Alla missione francescana di Atambua ci sono tante cose da fare e la giornata comincia all’alba : riassettare gli spazi comuni e le vicine canoniche, confezionare addobbi floreali per matrimoni e celebrazioni religiose, organizzare le attivitá per i bambini del sabato pomeriggio, prendere contatti con dentisti , pediatri, genitori ansiosi, pulire kili di verdure stranissime ma soprattutto seguire 180 ragazzine dagli 11 ai 16 anni che, lontane da casa, hanno tutti i mali e ne combinano di tutti i colori ! Le ragazze che vivono nei due collegi gestiti dalla missione, sono tante, chiassose, distratte e spesso cercano un abbraccio piuttosto che un aiuto per i compiti e si dimenticano di mangiare a causa della stanchezza o dello sconforto. Le postulanti e le novizie, assieme alle suore, le accompagnano nei diversi momenti della giornata : dalla sveglia, alla preparazione dei pasti, lo studio, e poi le pulizie, la cucina, il gioco della pallavolo, le attivitá di giardinaggio e di decorazione dell’ambiente circostante, fino al momento del sonno. Tutto questo con grande responsabilitá, con la delicatezza e la fermezza di sorelle maggiori pronte ad accogliere, correggere e perdonare. Il profondo rispetto e la comprensione reciproca creano un clima armonioso, dove ciascuna si sente accettata e amata per quello che é, con la sua storia personale e desideri unici. Le piccole baruffe e gli sgarbi silenziosi vengono discussi apertamente e risolti in una dimensione comunitaria, e la parola « pace » assume qui quel significato concreto di condivisione e di fratellanza, anzi…. sorellanza!

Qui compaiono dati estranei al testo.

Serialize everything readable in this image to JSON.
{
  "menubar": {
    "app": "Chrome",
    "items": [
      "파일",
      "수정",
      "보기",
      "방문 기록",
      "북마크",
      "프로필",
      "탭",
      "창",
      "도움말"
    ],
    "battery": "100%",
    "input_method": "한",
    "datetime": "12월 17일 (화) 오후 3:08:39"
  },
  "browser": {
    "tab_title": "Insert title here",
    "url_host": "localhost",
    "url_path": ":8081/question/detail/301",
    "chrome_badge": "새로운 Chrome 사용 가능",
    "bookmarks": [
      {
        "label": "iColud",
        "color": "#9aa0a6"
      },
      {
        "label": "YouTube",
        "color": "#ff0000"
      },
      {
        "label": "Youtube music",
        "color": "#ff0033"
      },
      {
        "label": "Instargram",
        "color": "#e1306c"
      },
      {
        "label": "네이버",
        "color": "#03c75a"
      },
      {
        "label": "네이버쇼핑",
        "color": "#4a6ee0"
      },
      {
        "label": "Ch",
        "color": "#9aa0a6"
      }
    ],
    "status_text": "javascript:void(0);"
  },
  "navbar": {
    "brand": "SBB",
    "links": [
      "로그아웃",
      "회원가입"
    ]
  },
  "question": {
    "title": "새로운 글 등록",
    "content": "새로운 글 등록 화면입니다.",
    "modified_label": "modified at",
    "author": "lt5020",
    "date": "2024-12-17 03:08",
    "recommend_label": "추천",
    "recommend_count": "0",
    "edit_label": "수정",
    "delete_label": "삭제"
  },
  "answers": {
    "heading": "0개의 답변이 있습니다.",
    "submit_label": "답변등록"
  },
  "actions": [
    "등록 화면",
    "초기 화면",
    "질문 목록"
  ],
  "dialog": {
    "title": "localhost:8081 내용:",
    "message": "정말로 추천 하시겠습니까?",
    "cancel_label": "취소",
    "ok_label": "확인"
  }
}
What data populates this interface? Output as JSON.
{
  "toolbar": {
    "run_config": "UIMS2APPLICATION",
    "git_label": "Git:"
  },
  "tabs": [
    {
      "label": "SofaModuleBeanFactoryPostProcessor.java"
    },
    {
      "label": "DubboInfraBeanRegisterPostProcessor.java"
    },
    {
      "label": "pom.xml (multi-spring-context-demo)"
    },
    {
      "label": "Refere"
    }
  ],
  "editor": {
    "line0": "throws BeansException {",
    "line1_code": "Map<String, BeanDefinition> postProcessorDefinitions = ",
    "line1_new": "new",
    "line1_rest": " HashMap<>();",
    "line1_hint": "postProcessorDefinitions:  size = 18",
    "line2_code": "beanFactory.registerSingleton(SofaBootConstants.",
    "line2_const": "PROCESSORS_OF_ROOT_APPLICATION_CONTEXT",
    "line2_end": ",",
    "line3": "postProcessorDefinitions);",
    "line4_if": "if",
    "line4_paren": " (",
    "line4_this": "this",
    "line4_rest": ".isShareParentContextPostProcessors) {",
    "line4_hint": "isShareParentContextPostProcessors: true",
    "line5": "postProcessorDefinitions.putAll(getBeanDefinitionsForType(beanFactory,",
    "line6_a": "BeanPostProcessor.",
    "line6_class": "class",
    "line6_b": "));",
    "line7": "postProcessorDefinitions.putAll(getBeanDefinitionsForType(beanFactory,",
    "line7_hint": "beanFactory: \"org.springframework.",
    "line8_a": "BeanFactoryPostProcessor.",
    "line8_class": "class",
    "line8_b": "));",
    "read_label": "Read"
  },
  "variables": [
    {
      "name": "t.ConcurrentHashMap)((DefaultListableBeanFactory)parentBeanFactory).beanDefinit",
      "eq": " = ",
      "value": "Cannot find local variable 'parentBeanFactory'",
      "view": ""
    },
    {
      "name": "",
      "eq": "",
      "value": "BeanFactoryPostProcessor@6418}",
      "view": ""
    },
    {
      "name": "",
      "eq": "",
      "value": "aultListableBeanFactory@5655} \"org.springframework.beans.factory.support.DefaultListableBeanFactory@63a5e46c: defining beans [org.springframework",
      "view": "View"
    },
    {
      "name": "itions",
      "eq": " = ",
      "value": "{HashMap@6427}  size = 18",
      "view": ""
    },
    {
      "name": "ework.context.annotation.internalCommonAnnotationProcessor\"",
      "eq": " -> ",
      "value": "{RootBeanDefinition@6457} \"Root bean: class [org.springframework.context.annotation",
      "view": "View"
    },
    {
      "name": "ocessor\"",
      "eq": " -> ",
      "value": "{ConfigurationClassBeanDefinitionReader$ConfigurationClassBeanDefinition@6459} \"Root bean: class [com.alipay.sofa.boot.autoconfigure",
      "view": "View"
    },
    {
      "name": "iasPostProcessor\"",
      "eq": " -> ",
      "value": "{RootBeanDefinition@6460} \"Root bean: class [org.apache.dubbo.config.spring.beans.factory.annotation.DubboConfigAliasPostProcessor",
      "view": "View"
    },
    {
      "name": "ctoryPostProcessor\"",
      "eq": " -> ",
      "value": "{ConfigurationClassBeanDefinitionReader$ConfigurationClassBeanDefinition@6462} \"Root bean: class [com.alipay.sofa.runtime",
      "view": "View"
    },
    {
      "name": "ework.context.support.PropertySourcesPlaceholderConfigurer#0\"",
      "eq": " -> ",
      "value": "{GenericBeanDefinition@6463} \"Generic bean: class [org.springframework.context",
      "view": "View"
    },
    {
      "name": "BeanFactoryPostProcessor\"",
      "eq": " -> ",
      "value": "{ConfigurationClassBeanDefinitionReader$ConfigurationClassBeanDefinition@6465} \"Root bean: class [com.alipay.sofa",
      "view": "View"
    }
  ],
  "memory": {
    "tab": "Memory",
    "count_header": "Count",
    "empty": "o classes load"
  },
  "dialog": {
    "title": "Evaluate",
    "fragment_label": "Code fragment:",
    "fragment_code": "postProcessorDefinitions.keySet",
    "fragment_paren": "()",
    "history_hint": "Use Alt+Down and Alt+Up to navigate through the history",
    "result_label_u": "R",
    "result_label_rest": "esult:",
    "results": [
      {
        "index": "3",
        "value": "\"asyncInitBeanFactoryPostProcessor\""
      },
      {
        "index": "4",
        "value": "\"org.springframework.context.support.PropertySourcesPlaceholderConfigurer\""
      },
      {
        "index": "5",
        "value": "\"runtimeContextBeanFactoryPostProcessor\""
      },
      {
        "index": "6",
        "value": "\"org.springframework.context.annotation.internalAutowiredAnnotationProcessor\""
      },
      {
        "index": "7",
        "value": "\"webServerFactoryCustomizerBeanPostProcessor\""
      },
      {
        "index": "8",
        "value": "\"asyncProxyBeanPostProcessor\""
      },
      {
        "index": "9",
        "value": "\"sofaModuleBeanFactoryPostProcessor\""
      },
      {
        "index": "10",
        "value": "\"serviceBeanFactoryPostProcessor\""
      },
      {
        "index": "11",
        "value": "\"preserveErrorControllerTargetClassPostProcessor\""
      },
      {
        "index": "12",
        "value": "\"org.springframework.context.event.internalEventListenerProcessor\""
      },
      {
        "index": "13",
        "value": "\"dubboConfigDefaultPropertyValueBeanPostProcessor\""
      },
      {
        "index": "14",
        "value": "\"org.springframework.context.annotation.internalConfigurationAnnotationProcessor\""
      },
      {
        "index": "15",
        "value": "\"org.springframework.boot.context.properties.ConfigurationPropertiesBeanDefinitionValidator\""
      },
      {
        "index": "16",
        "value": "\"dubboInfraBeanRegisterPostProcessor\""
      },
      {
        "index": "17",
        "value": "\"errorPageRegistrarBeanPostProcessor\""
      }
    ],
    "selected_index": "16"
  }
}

Tutto questo vissuto ogni giorno con lo sguardo rivolto verso il Cielo, a richiedere che il Suo amore dia la forza e la convinzione di crederci sempre, e che la Sua presenza incarnata nei volti delle giovani studentesse, delle centinaia di rifugiati da Timor Est, dei padri stanchi di famiglie molto numerose rinnovi costantemente la vocazione al servizio missionario alla sequela di Cristo, camminando sulle orme di Francesco. Un’esperienza di umanità e incarnazione, dove le comunità religiose affiancate dalle famiglie locali, collaborano all’educazione dei giovani e al sostegno dei più indigenti, e dove l’amicizia si allarga verso la condivisione gratuita della propria casa e del proprio tempo con generosità e veridicità. Ho trovato tanti sorrisi e tanto entusiasmo, anche nelle esperienze più faticose, ma soprattutto un grande calore umano capace, anche di fronte al dolore, di creare un abbraccio profondo e avvolgente verso qualsiasi persona, anche una straniera di passaggio.